Fake-Pandemie? Im Corona-Hotspot Neukölln wird vor "Ärzte für Aufklärung" gewarnt

Berlin - Das Bezirksamt Neukölln warnt vor irreführenden Informationen über die Corona-Pandemie durch die Gruppierung "Ärzte für Aufklärung".

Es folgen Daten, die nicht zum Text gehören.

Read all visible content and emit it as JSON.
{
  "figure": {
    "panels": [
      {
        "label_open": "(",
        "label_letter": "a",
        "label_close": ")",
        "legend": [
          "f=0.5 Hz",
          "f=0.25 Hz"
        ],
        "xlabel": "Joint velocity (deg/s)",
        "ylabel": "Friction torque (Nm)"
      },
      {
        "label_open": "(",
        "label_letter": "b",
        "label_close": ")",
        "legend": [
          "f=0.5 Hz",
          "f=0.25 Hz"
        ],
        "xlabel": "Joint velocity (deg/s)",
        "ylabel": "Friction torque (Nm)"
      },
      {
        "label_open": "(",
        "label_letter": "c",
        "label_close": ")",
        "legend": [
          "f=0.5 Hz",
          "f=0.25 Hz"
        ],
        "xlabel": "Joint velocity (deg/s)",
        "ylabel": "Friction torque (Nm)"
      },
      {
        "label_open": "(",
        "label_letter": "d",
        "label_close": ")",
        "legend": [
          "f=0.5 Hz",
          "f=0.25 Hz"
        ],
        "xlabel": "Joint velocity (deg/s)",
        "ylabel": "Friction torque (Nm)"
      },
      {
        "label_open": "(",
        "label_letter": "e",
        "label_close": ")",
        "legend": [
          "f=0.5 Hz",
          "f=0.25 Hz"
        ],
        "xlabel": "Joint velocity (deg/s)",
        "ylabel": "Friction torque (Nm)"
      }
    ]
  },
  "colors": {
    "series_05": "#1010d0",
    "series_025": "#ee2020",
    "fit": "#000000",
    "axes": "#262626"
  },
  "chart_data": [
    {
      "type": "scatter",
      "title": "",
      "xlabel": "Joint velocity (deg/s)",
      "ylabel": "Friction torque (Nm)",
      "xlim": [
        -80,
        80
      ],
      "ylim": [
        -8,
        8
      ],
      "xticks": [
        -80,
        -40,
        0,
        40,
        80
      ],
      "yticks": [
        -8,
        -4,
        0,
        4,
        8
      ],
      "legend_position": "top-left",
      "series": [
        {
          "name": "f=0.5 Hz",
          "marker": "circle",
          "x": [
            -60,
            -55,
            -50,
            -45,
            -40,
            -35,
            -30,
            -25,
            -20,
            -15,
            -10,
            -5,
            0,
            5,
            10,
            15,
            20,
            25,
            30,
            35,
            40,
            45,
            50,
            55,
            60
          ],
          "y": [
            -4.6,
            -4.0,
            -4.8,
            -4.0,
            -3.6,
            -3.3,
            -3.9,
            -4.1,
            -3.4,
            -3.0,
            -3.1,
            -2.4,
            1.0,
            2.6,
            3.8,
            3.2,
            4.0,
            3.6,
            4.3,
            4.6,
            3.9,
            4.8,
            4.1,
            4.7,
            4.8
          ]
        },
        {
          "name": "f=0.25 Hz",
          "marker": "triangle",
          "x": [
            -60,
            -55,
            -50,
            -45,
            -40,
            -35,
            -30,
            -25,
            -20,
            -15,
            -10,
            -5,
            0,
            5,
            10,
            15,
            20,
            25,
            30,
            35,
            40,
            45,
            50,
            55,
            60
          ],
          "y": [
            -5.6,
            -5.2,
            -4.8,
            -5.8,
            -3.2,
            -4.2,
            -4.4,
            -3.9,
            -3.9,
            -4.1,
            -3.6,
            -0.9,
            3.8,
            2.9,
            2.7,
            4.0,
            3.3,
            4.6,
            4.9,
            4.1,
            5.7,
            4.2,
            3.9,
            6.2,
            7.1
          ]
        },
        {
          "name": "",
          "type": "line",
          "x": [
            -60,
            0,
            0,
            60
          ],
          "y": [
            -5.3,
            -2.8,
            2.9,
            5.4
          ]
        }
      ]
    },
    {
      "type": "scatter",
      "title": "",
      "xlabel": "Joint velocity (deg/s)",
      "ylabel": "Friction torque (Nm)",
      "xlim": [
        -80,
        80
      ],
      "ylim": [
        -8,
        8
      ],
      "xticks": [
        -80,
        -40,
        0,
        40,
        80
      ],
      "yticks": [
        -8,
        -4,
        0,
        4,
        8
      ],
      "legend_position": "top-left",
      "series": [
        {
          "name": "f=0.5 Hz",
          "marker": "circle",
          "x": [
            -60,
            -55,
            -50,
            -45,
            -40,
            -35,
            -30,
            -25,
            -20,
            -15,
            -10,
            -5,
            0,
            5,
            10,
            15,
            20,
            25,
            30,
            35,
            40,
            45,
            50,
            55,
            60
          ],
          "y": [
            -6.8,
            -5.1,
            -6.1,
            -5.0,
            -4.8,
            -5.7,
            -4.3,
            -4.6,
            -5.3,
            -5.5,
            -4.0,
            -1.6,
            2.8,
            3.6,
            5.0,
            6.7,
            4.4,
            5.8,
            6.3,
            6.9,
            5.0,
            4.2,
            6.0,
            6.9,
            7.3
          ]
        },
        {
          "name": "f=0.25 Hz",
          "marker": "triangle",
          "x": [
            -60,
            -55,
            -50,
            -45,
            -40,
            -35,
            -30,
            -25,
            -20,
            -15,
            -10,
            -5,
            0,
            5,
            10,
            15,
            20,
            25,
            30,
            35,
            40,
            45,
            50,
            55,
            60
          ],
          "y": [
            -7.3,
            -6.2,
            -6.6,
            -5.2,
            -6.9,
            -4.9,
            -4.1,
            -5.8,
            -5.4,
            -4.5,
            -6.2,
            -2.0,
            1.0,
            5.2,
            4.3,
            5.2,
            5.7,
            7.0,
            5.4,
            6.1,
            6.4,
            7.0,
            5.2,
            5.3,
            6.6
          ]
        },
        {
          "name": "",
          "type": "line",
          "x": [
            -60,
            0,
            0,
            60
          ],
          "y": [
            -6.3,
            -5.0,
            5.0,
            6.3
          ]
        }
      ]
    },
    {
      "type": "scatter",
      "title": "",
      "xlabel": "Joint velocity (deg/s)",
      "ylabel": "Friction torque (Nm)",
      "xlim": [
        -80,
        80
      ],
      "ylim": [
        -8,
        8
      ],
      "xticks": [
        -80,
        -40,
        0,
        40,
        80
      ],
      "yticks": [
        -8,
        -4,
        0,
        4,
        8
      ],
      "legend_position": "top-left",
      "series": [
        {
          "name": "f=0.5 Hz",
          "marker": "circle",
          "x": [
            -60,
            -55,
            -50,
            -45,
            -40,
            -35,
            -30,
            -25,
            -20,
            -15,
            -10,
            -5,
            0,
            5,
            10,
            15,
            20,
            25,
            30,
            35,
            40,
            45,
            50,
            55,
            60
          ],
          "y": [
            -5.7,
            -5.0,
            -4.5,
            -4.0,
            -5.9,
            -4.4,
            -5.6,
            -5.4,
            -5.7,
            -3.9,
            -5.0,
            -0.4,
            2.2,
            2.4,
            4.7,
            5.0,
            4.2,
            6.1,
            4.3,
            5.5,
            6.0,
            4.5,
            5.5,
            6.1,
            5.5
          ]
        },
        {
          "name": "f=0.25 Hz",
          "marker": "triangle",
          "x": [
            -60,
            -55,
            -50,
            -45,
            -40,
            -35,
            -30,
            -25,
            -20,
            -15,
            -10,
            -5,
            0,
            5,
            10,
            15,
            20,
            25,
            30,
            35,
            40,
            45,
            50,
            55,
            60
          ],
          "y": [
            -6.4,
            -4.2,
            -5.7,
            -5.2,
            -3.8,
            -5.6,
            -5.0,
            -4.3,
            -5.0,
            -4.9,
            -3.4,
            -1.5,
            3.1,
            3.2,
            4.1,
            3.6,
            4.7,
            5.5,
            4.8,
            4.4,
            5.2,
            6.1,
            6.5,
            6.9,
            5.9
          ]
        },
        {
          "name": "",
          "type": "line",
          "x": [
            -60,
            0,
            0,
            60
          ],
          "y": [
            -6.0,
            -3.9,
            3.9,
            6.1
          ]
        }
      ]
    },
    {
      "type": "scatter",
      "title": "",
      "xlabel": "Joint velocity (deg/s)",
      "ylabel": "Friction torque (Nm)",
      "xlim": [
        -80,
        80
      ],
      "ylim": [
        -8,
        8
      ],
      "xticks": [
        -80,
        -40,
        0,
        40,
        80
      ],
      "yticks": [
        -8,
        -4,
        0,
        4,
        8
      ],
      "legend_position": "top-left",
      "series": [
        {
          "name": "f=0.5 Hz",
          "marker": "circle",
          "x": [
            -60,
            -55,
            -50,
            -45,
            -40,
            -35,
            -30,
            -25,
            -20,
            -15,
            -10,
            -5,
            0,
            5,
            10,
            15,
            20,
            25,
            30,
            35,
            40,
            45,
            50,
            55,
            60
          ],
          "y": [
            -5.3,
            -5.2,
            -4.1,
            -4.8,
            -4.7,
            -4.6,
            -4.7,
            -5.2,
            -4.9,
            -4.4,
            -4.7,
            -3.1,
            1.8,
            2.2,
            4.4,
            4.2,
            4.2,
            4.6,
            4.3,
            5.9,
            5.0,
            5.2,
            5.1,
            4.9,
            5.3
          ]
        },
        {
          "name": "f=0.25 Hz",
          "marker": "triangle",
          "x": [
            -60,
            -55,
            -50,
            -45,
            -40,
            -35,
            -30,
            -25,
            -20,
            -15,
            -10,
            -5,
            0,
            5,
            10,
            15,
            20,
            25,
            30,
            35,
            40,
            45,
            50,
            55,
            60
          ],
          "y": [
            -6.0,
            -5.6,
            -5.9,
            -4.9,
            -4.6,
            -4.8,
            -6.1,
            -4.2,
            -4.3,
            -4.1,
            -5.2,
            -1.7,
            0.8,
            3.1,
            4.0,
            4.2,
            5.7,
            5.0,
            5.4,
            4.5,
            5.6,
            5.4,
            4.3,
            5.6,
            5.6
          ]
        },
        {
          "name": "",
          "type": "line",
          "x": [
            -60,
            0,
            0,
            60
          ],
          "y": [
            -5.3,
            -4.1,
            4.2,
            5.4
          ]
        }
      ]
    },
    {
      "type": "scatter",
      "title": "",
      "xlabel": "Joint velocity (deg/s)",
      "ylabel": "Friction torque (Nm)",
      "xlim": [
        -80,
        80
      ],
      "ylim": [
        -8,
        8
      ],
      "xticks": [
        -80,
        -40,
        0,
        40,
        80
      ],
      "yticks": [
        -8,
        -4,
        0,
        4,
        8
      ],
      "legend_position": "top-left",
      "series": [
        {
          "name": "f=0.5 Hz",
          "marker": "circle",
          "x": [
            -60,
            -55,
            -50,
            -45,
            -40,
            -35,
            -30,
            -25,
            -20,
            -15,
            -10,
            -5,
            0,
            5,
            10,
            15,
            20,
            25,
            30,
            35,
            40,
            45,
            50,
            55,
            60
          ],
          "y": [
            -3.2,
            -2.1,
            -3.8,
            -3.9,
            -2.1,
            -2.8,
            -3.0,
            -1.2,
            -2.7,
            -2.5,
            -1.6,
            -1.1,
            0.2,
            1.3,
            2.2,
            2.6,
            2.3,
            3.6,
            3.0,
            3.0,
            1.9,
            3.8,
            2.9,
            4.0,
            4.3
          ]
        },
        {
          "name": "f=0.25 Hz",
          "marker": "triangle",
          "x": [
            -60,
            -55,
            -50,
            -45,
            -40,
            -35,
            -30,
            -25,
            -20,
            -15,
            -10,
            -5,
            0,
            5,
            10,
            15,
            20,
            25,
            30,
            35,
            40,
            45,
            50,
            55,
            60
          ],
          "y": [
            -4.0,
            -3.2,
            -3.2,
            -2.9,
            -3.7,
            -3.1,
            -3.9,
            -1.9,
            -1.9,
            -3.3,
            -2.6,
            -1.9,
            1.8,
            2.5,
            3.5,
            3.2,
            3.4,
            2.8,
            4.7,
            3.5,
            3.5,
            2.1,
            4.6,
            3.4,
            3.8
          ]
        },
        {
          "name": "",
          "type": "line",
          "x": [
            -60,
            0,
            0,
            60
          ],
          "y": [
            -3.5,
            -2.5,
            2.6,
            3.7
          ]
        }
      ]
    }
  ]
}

Ein Demonstrant mit einem luftdurchlässigen Mundschutz nimmt an der Querdenken-Demo vor dem Brandenburger Tor teil. (Symbolbild)
Ein Demonstrant mit einem luftdurchlässigen Mundschutz nimmt an der Querdenken-Demo vor dem Brandenburger Tor teil. (Symbolbild)  © Annette Riedl/dpa

An mehreren Orten im Bezirk seien Handzettel in Umlauf gebracht worden, die Verschwörungstheorien bedienten, teilte das Bezirksamt am Dienstag mit. 

Auf den Zetteln werde unter anderem vor einem angeblichen "Zwang zur Impfung" gewarnt. Die Bundesregierung hatte mehrfach betont, dass keine Impfpflicht gegen das Coronavirus eingeführt werden soll. 

Außerdem werden auf den Zetteln Hinweise gegeben, wie man eine "echte Pandemie" von einer "fake Pandemie" erkennen könne. Damit würden gezielt mit den Ängsten der Empfängerinnen und Empfänger gespielt und Verschwörungsmythen reproduziert, kritisierte das Bezirksamt.

Ärztekammern verschiedener Bundesländer haben sich nach Angaben des Bezirksamts von der Gruppe "Ärzte für Aufklärung" bereits distanziert und auf die Einhaltung von berufsethischen Standards hingewiesen.

Auch die Berliner Polizei hat mal wieder mit Falschmeldungen zu kämpfen. Die Beamten warnen vor falschen Informationen rund um die Sperrstunde in Berlin. Anders als auf einem Flugblatt behauptet, ruft sie die Bevölkerung nicht dazu auf, Gaststätten zu melden, die die Sperrstunde brechen. 

"Wir haben die Einhaltung der #Covid19-#Sperrstunde auch mit im Auge. Und wir rufen NICHT zu Hinweisen aus der Bevölkerung inkl. Belohnung auf", twitterte die Polizei am Dienstag. Sie bat darum, den Fake nicht weiter zu teilen.

Seit Samstag gilt eine Sperrstunde von 23 bis 6 Uhr für Gastronomie und Handel, um die Corona-Pandemie einzudämmen.